Studies have found no difference in implant survival rate, health of peri-implant tissue, or marginal bone loss between different attachment systems retaining mandibular overdentures.23

With implant restorations becoming commonplace, and the provision and maintenance of prosthetics becoming a frequent procedure carried out in general practice, many of the above procedures are relatively straightforward for GDPs to manage in practice without the need for referral to specialist services.
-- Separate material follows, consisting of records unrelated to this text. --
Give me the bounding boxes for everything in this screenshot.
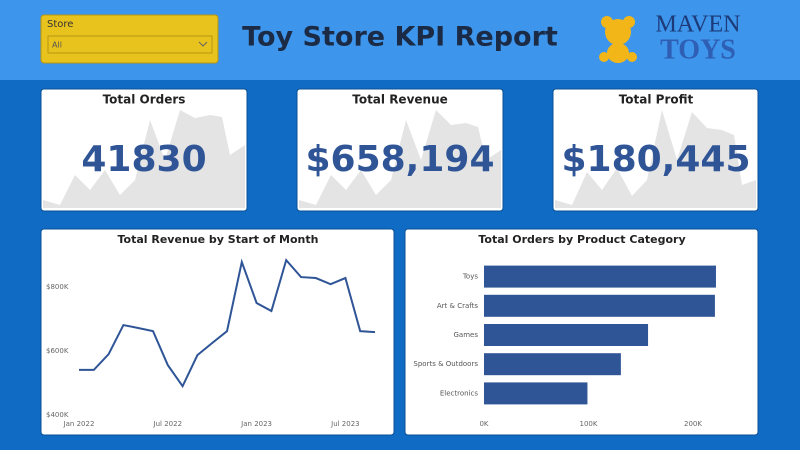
kpi-value: $658,194 <box>305 139 494 180</box>
bar <box>484 265 716 288</box>
slicer-label: Store <box>47 19 73 30</box>
y-tick-label: $400K <box>46 411 69 419</box>
store-slicer[interactable] <box>40 14 219 64</box>
kpi-card: Total Profit $180,445 <box>552 88 759 212</box>
category-label: Art & Crafts <box>437 302 478 310</box>
kpi-title: Total Orders <box>103 93 186 107</box>
kpi-card: Total Revenue $658,194 <box>296 88 504 212</box>
kpi-value: 41830 <box>81 139 206 180</box>
x-tick-label: Jul 2023 <box>330 420 360 428</box>
category-label: Toys <box>462 273 479 281</box>
logo-bear <box>599 16 637 63</box>
logo-top: MAVEN <box>656 12 741 38</box>
report-title: Toy Store KPI Report <box>242 22 558 53</box>
x-tick-label: 0K <box>479 420 488 428</box>
x-tick-label: 200K <box>684 420 702 428</box>
kpi-value: $180,445 <box>561 139 750 180</box>
dropdown-arrow <box>198 41 208 47</box>
y-tick-label: $600K <box>46 347 69 355</box>
sparkline <box>299 110 501 208</box>
bar <box>484 382 588 405</box>
sparkline <box>555 110 756 208</box>
bar <box>484 353 621 376</box>
kpi-title: Total Profit <box>619 93 694 107</box>
bar <box>484 294 715 317</box>
x-tick-label: Jan 2022 <box>63 420 95 428</box>
y-tick-label: $800K <box>46 283 69 291</box>
slicer-value: All <box>52 41 62 50</box>
x-tick-label: Jul 2022 <box>153 420 183 428</box>
logo-bottom: TOYS <box>660 34 736 65</box>
chart-title: Total Revenue by Start of Month <box>118 233 319 246</box>
bar <box>484 324 649 346</box>
category-label: Games <box>454 331 479 339</box>
sparkline <box>43 110 245 208</box>
chart-panel <box>40 228 395 436</box>
category-label: Sports & Outdoors <box>413 360 478 368</box>
x-tick-label: Jan 2023 <box>240 420 272 428</box>
chart-title: Total Orders by Product Category <box>478 233 685 246</box>
slicer-dropdown[interactable] <box>47 35 213 54</box>
category-label: Electronics <box>440 389 479 397</box>
kpi-card: Total Orders 41830 <box>40 88 248 212</box>
x-tick-label: 100K <box>580 420 598 428</box>
kpi-title: Total Revenue <box>352 93 448 107</box>
revenue-line <box>79 258 376 389</box>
Knowledge in the maintenance of conventional complete dentures, added to the basic ability to monitor implant abutments to prevent problems from occurring early on, will ensure patients with ISMDs can be cared for by their regular GDP. This is also likely to mean convenience for patients, who would not need to be put on lengthy waiting lists to be seen by specialists to rectify minor complications in maintenance.

Conclusion

Although ISMDs are efficient in providing high patient satisfaction and success rates, their maintenance is as important for their longevity as with most other implant-retained prostheses. The dental profession will increasingly use ISMDs as a popular treatment option, and it is necessary for the dental team to become familiar with the mostly basic procedures involved in their maintenance to ensure continued patient satisfaction.

This article highlights the need for general dental practitioners to become familiar with the different ISMD attachment systems in order that all GDPs, who have been trained to provide conventional complete dentures,10 can feel confident in providing and maintaining successful two-implant overdentures to their patients with minimal training in practice.